Kinetics of Self-Trapped Holes in Alkali-Halide Crystals: Experiments in NaI(Tl) and KI(Tl)

Abstract

A previous model calculation of the kinetics of hole diffusion in thallium-activated alkali iodides led to predictions concerning the role of binary electron-hole diffusion in the energy transport associated with the scintillation process. In this paper we report the resuls of time-resolved emission and absorption measurements on KI(Tl) and NaI(Tl) at various temperatures and compare these results with the model calculation. By absorption spectroscopy we recorded the growth and decay of the ${\mathrm{Tl}}^{++}$ absorption band following excitation by pulse of electrons.

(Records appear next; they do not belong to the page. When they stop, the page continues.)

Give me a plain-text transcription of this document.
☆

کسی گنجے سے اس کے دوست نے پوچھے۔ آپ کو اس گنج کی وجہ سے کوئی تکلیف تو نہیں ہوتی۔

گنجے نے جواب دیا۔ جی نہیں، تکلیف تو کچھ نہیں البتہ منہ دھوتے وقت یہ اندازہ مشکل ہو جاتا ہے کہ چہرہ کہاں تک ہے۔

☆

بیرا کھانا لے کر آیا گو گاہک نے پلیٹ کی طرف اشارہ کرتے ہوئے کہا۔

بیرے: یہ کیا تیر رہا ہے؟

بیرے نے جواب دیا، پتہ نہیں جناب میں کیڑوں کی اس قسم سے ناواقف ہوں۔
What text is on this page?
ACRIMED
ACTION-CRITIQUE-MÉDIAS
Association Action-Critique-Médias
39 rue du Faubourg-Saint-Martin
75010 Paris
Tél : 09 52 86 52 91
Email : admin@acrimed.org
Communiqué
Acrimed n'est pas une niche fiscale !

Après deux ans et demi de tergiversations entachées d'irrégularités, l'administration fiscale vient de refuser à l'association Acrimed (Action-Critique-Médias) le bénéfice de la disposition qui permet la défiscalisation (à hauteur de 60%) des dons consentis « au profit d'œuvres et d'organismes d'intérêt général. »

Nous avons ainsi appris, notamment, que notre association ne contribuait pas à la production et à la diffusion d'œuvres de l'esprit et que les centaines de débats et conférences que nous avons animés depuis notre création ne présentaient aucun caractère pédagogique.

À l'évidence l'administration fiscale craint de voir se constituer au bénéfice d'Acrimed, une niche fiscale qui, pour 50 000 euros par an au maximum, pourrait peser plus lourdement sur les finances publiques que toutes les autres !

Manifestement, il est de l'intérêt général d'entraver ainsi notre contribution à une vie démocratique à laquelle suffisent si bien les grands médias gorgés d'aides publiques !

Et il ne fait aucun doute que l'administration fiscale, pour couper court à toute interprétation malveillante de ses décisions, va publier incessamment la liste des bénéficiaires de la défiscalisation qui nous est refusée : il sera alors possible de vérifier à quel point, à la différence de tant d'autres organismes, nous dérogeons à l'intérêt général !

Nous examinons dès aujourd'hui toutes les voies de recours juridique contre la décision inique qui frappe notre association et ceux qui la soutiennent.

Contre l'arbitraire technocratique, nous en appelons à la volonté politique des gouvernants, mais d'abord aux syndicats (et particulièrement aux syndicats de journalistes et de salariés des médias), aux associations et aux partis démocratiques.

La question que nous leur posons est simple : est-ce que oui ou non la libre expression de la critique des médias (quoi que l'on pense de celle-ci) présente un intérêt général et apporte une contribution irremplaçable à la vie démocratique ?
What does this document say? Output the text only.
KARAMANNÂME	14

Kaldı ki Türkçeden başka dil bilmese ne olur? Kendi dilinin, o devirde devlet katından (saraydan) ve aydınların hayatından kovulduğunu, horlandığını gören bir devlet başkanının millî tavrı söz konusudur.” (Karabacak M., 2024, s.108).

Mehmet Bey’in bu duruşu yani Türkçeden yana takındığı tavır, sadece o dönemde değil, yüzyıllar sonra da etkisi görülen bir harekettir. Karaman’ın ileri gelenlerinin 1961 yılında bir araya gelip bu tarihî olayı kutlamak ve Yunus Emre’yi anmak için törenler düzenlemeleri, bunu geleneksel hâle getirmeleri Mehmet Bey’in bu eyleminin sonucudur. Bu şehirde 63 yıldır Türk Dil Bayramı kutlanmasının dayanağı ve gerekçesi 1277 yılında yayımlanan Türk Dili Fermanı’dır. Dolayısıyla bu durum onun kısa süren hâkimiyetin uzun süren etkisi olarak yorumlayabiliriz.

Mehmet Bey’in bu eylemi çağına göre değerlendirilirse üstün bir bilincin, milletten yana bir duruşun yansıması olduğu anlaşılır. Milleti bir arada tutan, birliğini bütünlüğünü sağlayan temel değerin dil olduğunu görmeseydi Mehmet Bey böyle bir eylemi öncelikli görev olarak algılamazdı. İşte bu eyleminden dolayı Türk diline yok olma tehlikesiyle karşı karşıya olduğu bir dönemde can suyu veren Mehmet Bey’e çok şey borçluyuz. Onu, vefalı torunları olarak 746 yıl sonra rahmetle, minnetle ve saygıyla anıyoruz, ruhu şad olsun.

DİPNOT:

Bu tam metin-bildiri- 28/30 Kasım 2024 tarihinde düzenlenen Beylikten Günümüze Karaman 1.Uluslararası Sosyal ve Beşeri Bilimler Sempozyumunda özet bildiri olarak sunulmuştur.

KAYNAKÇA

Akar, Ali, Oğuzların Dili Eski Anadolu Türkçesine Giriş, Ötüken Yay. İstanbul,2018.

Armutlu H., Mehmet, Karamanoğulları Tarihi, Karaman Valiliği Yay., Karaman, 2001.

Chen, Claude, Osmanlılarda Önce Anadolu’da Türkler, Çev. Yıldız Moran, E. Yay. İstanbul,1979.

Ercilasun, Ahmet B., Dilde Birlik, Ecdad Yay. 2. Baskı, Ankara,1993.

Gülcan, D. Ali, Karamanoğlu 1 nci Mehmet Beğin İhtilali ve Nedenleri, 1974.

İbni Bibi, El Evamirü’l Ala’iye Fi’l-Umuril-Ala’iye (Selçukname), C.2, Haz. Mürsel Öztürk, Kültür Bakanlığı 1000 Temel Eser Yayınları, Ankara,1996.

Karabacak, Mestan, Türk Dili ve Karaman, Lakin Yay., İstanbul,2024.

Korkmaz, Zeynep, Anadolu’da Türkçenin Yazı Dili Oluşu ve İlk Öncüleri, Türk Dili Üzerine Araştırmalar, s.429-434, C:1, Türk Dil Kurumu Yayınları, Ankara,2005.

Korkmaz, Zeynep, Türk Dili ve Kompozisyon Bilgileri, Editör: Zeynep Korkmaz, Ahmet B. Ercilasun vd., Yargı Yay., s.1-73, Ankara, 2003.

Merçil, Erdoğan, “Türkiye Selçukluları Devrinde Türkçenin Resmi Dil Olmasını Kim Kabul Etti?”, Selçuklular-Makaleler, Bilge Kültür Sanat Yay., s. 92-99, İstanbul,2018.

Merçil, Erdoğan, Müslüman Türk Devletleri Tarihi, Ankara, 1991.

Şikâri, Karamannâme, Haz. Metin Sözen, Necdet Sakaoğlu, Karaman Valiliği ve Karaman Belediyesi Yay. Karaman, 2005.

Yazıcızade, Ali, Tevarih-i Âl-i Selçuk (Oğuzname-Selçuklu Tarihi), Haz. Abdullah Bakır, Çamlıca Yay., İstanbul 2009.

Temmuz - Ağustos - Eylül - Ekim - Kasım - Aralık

The characteristic diffusion time of the self-trapped hole was obtained from the growth curve, and recombination kinetics (due to electrons thermally excited from ${\mathrm{Tl}}^0$) were obtained from the decay curve. The luminescence intensity was also recorded as a function of time and this function was correlated with the diffusion and recombination processes. Experimental results are in accord with the principal conclusions of the diffusion calculation, and permit definitive statements regarding the mechanism of energy transport. In particular, it is concluded that nearly all of the energy transport in KI(Tl) occurs by electron-hole diffusion.